We could avoid a lot of collateral damage if every carer of someone who had a stroke was to receive advice from a physiotherapist on how to keep themselves safe.
You trained in the 1960s – has physiotherapy changed much in the interim?
Almost beyond recognition! Back then we could only treat patients referred by doctors and actually received instructions for the treatment. It was all very formal, we were addressed by our surnames and uniform codes were strictly adhered to. A few years after I qualified I began to find physiotherapy boring as I didn’t think I was using my brain, so I decided to train as a teacher.

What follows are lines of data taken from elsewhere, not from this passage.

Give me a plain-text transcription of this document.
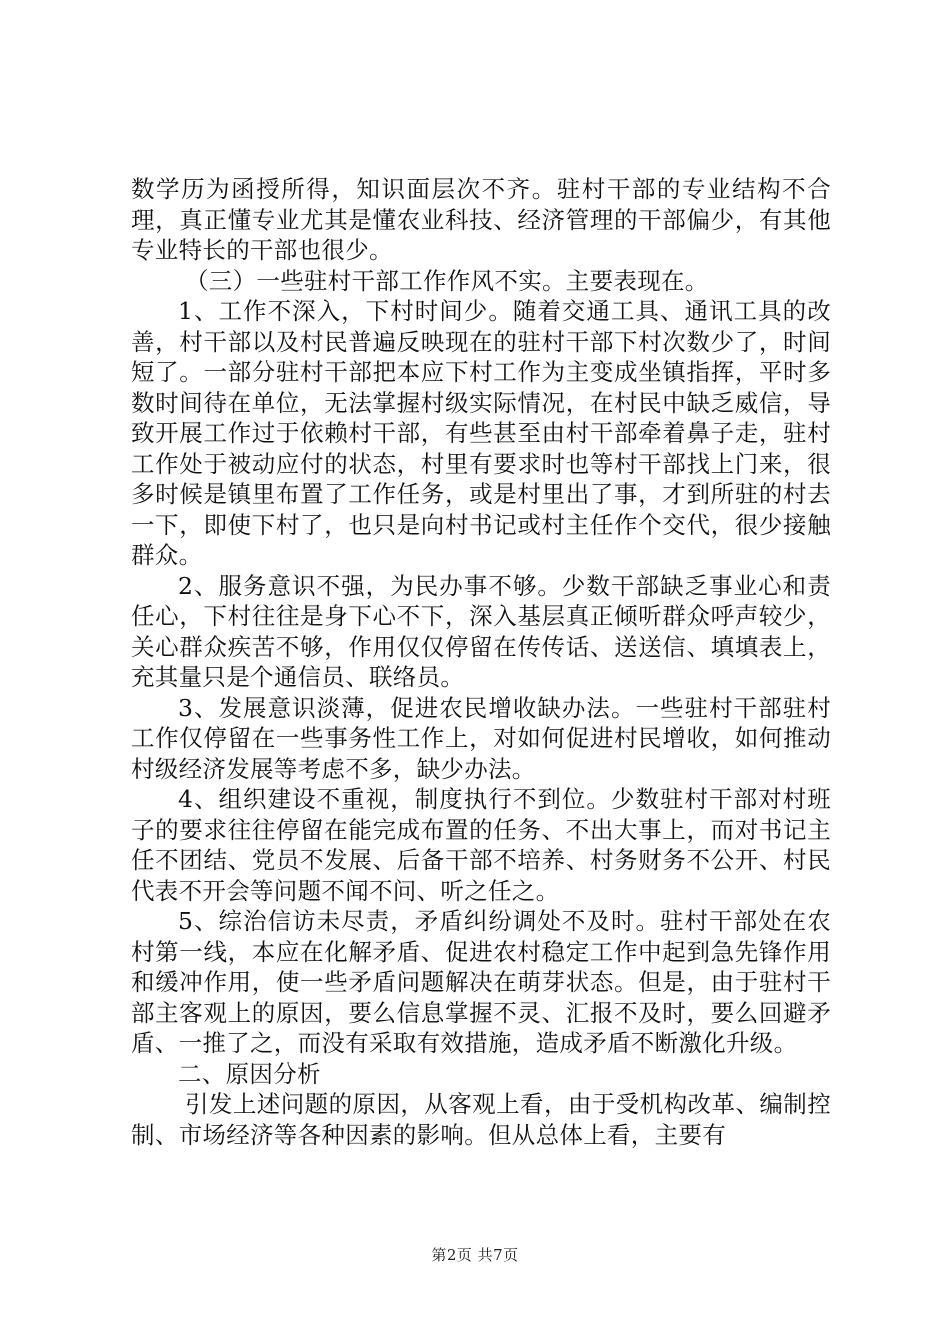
数学历为函授所得，知识面层次不齐。驻村干部的专业结构不合理，真正懂专业尤其是懂农业科技、经济管理的干部偏少，有其他专业特长的干部也很少。

（三）一些驻村干部工作作风不实。主要表现在。

1、工作不深入，下村时间少。随着交通工具、通讯工具的改善，村干部以及村民普遍反映现在的驻村干部下村次数少了，时间短了。一部分驻村干部把本应下村工作为主变成坐镇指挥，平时多数时间待在单位，无法掌握村级实际情况，在村民中缺乏威信，导致开展工作过于依赖村干部，有些甚至由村干部牵着鼻子走，驻村工作处于被动应付的状态，村里有要求时也等村干部找上门来，很多时候是镇里布置了工作任务，或是村里出了事，才到所驻的村去一下，即使下村了，也只是向村书记或村主任作个交代，很少接触群众。

2、服务意识不强，为民办事不够。少数干部缺乏事业心和责任心，下村往往是身下心不下，深入基层真正倾听群众呼声较少，关心群众疾苦不够，作用仅仅停留在传传话、送送信、填填表上，充其量只是个通信员、联络员。

3、发展意识淡薄，促进农民增收缺办法。一些驻村干部驻村工作仅停留在一些事务性工作上，对如何促进村民增收，如何推动村级经济发展等考虑不多，缺少办法。

4、组织建设不重视，制度执行不到位。少数驻村干部对村班子的要求往往停留在能完成布置的任务、不出大事上，而对书记主任不团结、党员不发展、后备干部不培养、村务财务不公开、村民代表不开会等问题不闻不问、听之任之。

5、综治信访未尽责，矛盾纠纷调处不及时。驻村干部处在农村第一线，本应在化解矛盾、促进农村稳定工作中起到急先锋作用和缓冲作用，使一些矛盾问题解决在萌芽状态。但是，由于驻村干部主客观上的原因，要么信息掌握不灵、汇报不及时，要么回避矛盾、一推了之，而没有采取有效措施，造成矛盾不断激化升级。

二、原因分析

引发上述问题的原因，从客观上看，由于受机构改革、编制控制、市场经济等各种因素的影响。但从总体上看，主要有

第2页 共7页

At that time we were gaining more independence in determining treatments and I went on a Maitland course which opened my eyes – at last we were becoming autonomous practitioners, and clinical reasoning enabled us to assess and intervene appropriately and get results. So I returned to clinical work and then set up my own practice, combining it with part-time teaching for more than 20 years, until I finally wrote and ran a master’s programme delivered through computer conferencing.
I understand you damaged your back as a student – did this hold back your career later?
We weren’t taught any lifting techniques other than that one must never drop a patient. On one fateful occasion I helped a colleague lift a patient with MS from his wheelchair to a fixed height plinth and as I lifted his legs he went into an extensor spasm – I hung on and got him on to a plinth but the next day I woke with severe sciatica and eventually had a laminectomy.
I recovered from that, finished my training, and it didn’t interfere with my career until about 10 years ago when, after abdominal surgery, I developed severe pain in both legs which an MRI revealed to be adhesive arachnoiditis with some of the dye, Myodil, used for the myelogram before the operation in 1964, still present in my spinal cord. So the last few years have been difficult as my walking is affected.
How do you relax?
Unfortunately not as actively as I would have liked, but I swim regularly, do a daily crossword, belong to book groups, play Scrabble, socialise and sing in a choir. I’d recommend the University of the Third Age too. I also have two small grandchildren who are a constant joy and I visit them and my daughter as often as possible.